"What do dreams and old memories tell us about ourselves?"

Good question!

 

People are  fundamentally expressive of who they are, which means that a person's intrinsic patterns may be expressed in the dreams that they wake up with (or have had over the course of life) or the childhood memories that they retain.  Therapeutic techniques that can be illuminating, and potentially give us food for thought: looking at your dreams or gathering childhood memories and seeing if we find patterns, ways you have conceptualized yourself or beliefs that have hardened into a set worldview. These techniques, then, give us a way to understand your tint, your perspective, while also helping to dilate that perspective. 
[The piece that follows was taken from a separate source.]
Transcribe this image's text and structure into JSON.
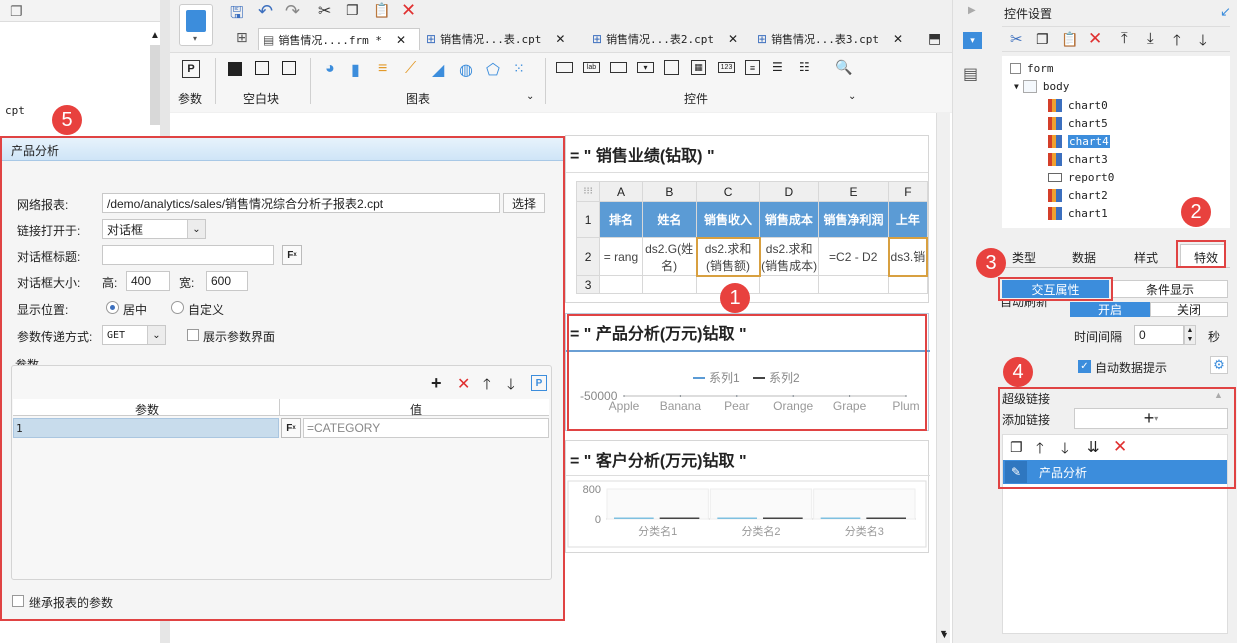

Looking at personal material of this sort can give us insight into  your personality style, talents, personal issues and even shine light on a blind spot or two. as we, together, tease through your influences and patterned ways of seeing the world and get ideas about how to move forward in new ways. Let's call it 'Research as Me-search' (to quote Susan Cain). This process is insight-oriented,  though also behavioural.
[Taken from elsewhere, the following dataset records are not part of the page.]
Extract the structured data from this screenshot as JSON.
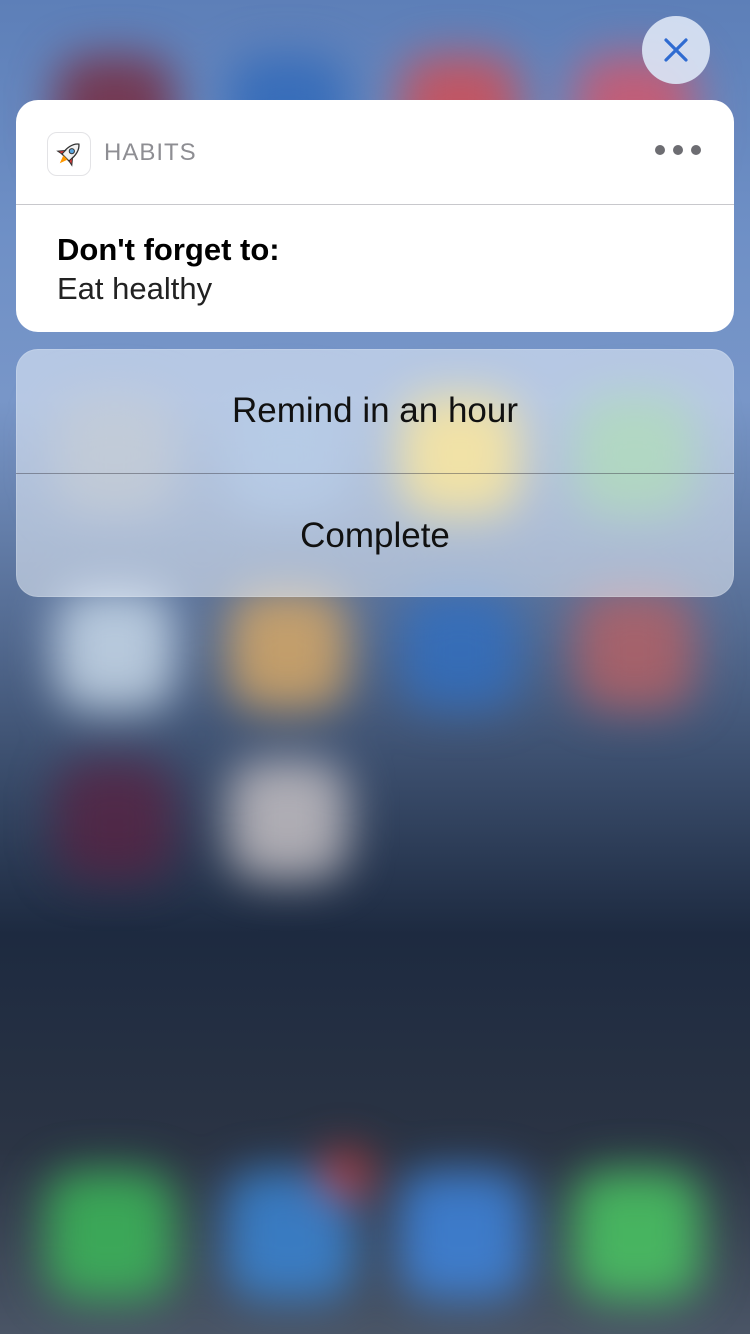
{
  "notification": {
    "app_name": "HABITS",
    "app_icon": "rocket-icon",
    "title": "Don't forget to:",
    "message": "Eat healthy"
  },
  "actions": [
    {
      "label": "Remind in an hour"
    },
    {
      "label": "Complete"
    }
  ],
  "controls": {
    "close_icon": "close-icon",
    "more_icon": "ellipsis-icon"
  },
  "colors": {
    "accent": "#2f6bd1",
    "close_bg": "#dae4f4",
    "card_bg": "#ffffff"
  }
}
When is this kind of work useful?

Sometimes a person is looking for help with a longstanding challenge; other times, just looking for insight. I look at problems using a wide lens; I'm interested in the ways nutrition effects how we feel and act, Chinese medical theory informs our understanding of personal challenges and cognitive processing sometimes effects social and psychological function. In other words, I also think about the big picture and this can be a moment to think about life style issues, as they affect mental health.

Directions

Please don't do the following homework unless we have already spoken on the phone and determined that we are proceeding with an assessment.
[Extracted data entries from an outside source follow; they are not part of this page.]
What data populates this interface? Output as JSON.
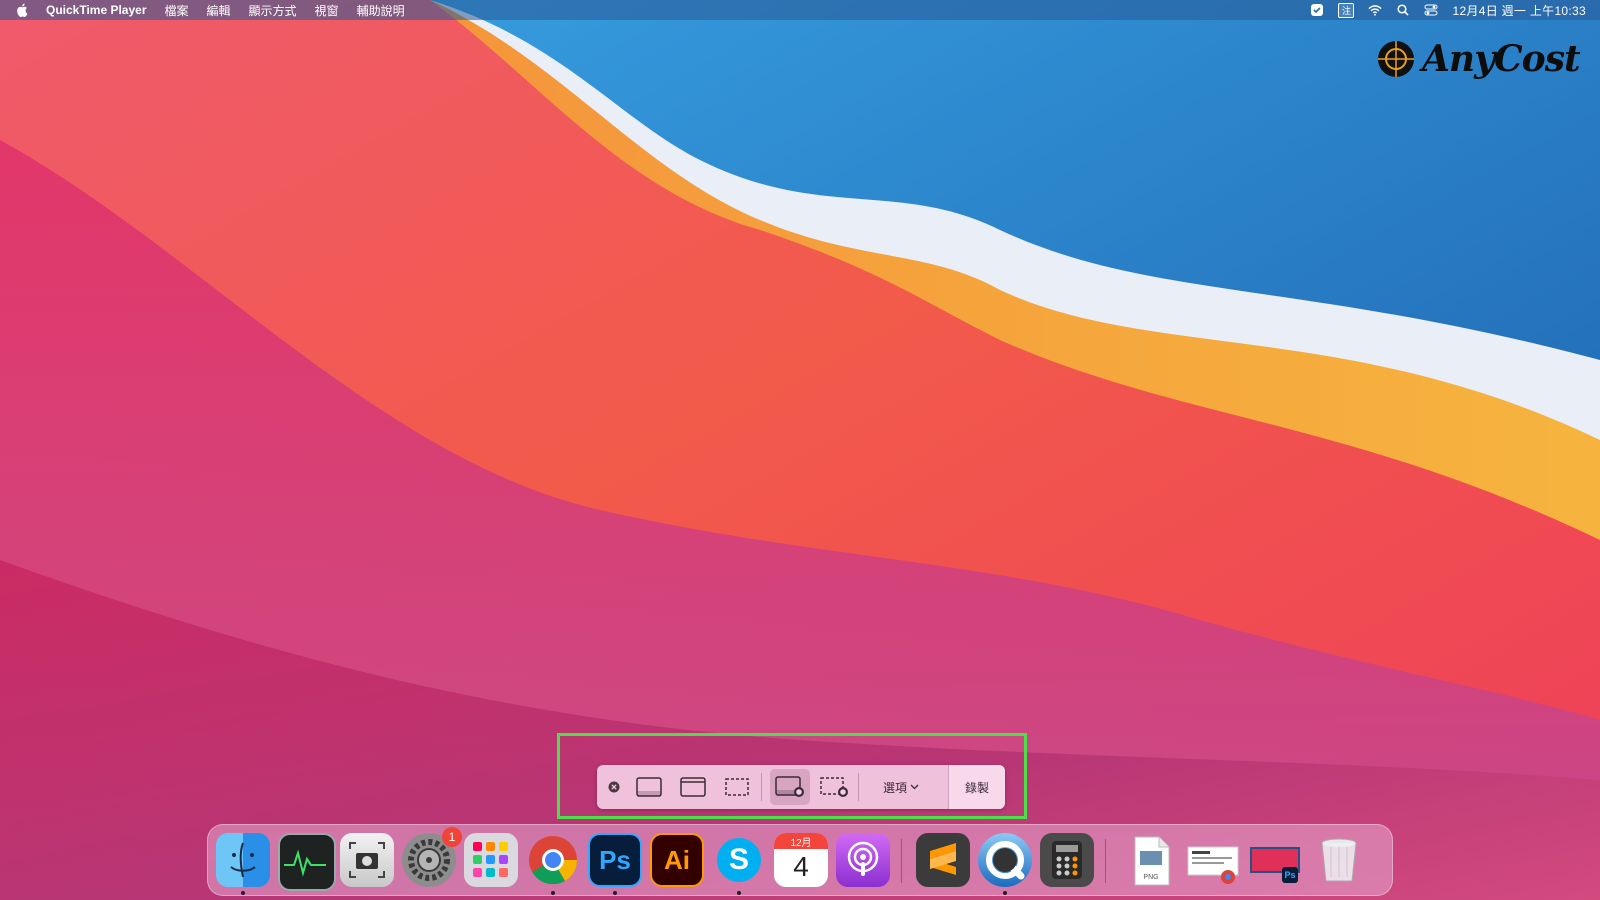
{
  "menubar": {
    "app_name": "QuickTime Player",
    "menus": [
      "檔案",
      "編輯",
      "顯示方式",
      "視窗",
      "輔助說明"
    ],
    "ime_label": "注",
    "clock": "12月4日 週一 上午10:33"
  },
  "watermark": {
    "text": "AnyCost"
  },
  "capture_toolbar": {
    "options_label": "選項",
    "record_label": "錄製",
    "selected_mode": "record-entire-screen"
  },
  "dock": {
    "apps": [
      {
        "id": "finder",
        "running": true
      },
      {
        "id": "activity-monitor",
        "running": false
      },
      {
        "id": "screenshot",
        "running": false
      },
      {
        "id": "system-preferences",
        "running": false,
        "badge": "1"
      },
      {
        "id": "launchpad",
        "running": false
      },
      {
        "id": "chrome",
        "running": true
      },
      {
        "id": "photoshop",
        "running": true,
        "label": "Ps"
      },
      {
        "id": "illustrator",
        "running": false,
        "label": "Ai"
      },
      {
        "id": "skype",
        "running": true,
        "label": "S"
      },
      {
        "id": "calendar",
        "running": false,
        "month": "12月",
        "day": "4"
      },
      {
        "id": "podcasts",
        "running": false
      }
    ],
    "apps2": [
      {
        "id": "sublime-text",
        "running": false
      },
      {
        "id": "quicktime",
        "running": true
      },
      {
        "id": "calculator",
        "running": false
      }
    ],
    "docs": [
      {
        "id": "png-file",
        "label": "PNG"
      },
      {
        "id": "chrome-document"
      },
      {
        "id": "photoshop-document",
        "label": "Ps"
      },
      {
        "id": "trash"
      }
    ]
  },
  "colors": {
    "highlight": "#4be04a",
    "toolbar_bg": "#f4cde4",
    "badge": "#f0443a"
  }
}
Here are the directions for putting together written materials:

1)  You can submit dreams. Perhaps you remember some dreams from childhood, the kind of dream that you wake up with in the morning. Maybe you had recurrent dreams? Maybe you woke up with a dream this morning? Maybe tomorrow you will wake up with a dream? Write 'em down!

2) I would like you to complete a test called the Earliest Recollection Test. My caveat: if remembering memories from childhood is going to traumatize you or awaken unhappy emotions, I can adapt the test so that you can come up with other memories which will not upset you.

Otherwise, here are some directions to the the ER Test: every person has a handful of memories at the top of the mind that they can remember from childhood without prompting. Don't look at old pictures! Ask yourself, "what is my earliest memory?" Now the only catch is that I define a memory as something that only happened once. So don't come up with, "we used to go to the beach." It has to be, "one day, when we were at the beach, the following thing happened…."

Once you have your first memory that you're going to jot down, please write it down in as much detail as you can. Include a guess: how old are you? Then write: Vivid Moment. If you could only pick one part of the memory that is most vivid for you, which part is it? Write that down. Then write, "Vivid Feeling:" now you write down the feeling that you recall having in that vivid moment.

So you've written down one memory so far. I'm going to need 10 of these. Go for another one. When you get it, don't worry if that memory actually happened earlier than the other memory you came up with. I want the memories in the order that they came to you.

I'm looking for 10 different memories in this format. Ideally, memories before age 8. If you don't have any of those, then it can be later, adolescence or whatever . . . I'll take what you've got.

3) Once you have this done, please print and sign the consent form which you can access on ap.AnnettePoizner.com (above, to the right, along the toolbar). Feel free to ask for any clarification about the modalities discussed within the consent and to bring up any other questions you have.